A Celebrity Magnet With Global Credentials

The star-studded guest lists at Gaia's international locations aren't accidental. They reflect a brand that has positioned itself at the center of a global lifestyle conversation — one that spans fashion weeks, Formula 1 circuits, and private island weekends. When a restaurant becomes the preferred dinner spot for figures like Naomi Campbell and the Beckham family, it signals something beyond good food. It signals cultural relevance.

Whether Miami Beach's version of Gaia will attract the same constellation of familiar faces is an open question. But the ingredients are all there. South Florida has long been a winter playground for exactly the kind of international creative class and entertainment elite that has made the brand's other locations so magnetic.

South of Fifth: Miami's Most Cosmopolitan Corner

The choice of South of Fifth as Gaia's American home base is worth examining. The southernmost tip of Miami Beach is a world apart from the louder, more tourist-trafficked sections of the strip. It's residential, refined, and surprisingly intimate for a neighborhood flanked by the Atlantic Ocean and Biscayne Bay. Residents here are more likely to be architects, gallerists, and international finance professionals than spring breakers.

That demographic alignment with Gaia's existing clientele is no coincidence.

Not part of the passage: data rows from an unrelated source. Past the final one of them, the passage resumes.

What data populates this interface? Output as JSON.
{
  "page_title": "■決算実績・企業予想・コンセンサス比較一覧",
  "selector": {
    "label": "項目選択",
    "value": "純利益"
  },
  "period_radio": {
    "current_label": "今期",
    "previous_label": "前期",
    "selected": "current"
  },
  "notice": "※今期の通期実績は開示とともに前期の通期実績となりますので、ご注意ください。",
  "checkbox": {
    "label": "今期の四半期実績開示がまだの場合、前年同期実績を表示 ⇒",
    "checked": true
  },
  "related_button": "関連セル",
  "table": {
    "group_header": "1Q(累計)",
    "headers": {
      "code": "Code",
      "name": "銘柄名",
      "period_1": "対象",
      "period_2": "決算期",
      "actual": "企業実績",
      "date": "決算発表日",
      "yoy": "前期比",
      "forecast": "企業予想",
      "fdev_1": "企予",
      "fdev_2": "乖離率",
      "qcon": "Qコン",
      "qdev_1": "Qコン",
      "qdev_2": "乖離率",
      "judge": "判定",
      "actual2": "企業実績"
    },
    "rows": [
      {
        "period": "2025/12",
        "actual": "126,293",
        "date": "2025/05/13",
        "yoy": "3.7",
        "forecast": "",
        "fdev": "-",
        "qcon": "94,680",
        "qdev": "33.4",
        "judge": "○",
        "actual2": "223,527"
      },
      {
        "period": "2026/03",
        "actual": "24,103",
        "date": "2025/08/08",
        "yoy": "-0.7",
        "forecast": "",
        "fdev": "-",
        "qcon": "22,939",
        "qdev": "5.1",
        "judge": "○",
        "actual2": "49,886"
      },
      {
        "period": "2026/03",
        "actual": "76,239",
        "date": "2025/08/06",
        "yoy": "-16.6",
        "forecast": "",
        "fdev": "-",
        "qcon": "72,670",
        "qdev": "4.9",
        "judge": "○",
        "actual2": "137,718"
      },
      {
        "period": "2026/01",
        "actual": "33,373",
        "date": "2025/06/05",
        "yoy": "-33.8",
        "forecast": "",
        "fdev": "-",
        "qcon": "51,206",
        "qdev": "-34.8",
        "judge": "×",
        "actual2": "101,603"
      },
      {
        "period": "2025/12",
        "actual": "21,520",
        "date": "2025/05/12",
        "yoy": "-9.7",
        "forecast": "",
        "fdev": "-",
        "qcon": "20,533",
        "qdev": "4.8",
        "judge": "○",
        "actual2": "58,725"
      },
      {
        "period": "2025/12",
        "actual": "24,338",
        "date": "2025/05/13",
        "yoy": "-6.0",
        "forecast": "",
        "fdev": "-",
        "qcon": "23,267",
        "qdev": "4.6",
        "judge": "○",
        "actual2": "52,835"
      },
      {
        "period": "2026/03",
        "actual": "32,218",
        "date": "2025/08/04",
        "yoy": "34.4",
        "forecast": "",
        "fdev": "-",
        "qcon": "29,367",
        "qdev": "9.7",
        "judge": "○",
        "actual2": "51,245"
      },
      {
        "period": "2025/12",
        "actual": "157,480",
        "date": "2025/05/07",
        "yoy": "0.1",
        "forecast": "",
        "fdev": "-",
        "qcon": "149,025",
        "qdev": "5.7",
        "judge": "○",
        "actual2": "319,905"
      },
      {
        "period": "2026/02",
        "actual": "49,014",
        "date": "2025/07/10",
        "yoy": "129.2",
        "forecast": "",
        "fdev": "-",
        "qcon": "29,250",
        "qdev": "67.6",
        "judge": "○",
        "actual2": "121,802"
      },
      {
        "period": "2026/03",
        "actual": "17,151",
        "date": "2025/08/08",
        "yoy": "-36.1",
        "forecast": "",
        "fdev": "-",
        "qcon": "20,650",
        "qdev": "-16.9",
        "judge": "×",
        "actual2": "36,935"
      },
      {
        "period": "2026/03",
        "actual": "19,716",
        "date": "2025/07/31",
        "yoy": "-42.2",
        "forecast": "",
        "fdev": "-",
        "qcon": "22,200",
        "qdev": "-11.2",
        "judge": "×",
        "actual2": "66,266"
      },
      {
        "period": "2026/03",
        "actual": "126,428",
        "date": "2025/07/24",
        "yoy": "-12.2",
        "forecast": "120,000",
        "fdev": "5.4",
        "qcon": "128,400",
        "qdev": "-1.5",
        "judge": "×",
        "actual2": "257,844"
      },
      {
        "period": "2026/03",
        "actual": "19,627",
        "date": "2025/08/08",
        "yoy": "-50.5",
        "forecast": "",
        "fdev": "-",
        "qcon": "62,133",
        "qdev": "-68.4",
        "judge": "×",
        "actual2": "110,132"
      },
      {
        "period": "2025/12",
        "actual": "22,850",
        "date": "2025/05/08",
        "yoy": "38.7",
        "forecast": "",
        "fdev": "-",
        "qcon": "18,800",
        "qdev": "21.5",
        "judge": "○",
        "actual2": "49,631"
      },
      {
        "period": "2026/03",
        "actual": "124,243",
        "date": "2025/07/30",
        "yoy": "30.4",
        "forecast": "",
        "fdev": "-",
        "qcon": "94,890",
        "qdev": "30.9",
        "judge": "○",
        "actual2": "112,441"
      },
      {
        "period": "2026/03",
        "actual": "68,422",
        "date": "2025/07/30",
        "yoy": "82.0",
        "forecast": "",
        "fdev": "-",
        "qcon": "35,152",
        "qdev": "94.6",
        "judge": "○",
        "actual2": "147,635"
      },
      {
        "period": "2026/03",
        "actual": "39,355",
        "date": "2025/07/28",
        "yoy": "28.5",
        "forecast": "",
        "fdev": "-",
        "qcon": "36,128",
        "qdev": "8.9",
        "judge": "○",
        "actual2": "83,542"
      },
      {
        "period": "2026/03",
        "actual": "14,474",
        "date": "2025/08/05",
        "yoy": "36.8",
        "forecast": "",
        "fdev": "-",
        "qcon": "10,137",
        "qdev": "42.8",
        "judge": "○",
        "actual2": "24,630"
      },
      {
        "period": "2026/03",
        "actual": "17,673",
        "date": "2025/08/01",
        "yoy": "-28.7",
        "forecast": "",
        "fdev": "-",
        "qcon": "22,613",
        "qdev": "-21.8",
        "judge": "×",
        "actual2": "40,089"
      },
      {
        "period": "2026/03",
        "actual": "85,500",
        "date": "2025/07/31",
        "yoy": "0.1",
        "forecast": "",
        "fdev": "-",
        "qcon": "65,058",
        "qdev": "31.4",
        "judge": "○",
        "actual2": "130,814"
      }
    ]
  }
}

Fundamental Hospitality clearly identified South of Fifth as a pocket of Miami that thinks globally and spends deliberately — a community that would understand and appreciate what Gaia has built elsewhere in the world.

Fundamental Hospitality's Growing American Ambition

For Fundamental Hospitality, the Miami Beach opening is more than a single restaurant launch. It's the opening move of what appears to be a larger American strategy. The group has spent years building a portfolio of destinations that don't just serve food but shape the cultural landscape of the neighborhoods they inhabit. Translating that philosophy to the U.S. market — with all its competitive intensity and distinct regional identities — is a significant undertaking.

But if the brand's track record across five international cities is any indication, Fundamental Hospitality knows how to read a room. The group has demonstrated a consistent ability to enter markets with discerning, well-traveled dining cultures and establish itself not as a foreign import but as an essential local destination.

Why Miami and Why Now

The timing of Gaia's American debut is not incidental. Miami has spent the last several years cementing its reputation as a serious global city — not just a vacation destination but a genuine hub for finance, art, technology, and culture. The annual convergence of Art Basel, Formula 1, and a steady stream of international business has transformed the city's expectations for dining and hospitality.

Miami diners increasingly want what their counterparts in London and Dubai already have: restaurants that function as cultural experiences, where the energy of the room is as carefully curated as the food on the plate. Gaia arrives at exactly the right cultural moment, when the appetite for that kind of destination dining has never been stronger in South Florida.

For a city that has always looked outward — to Europe, to Latin America, to the Middle East — the arrival of a brand with genuine international credibility feels less like an import and more like a homecoming.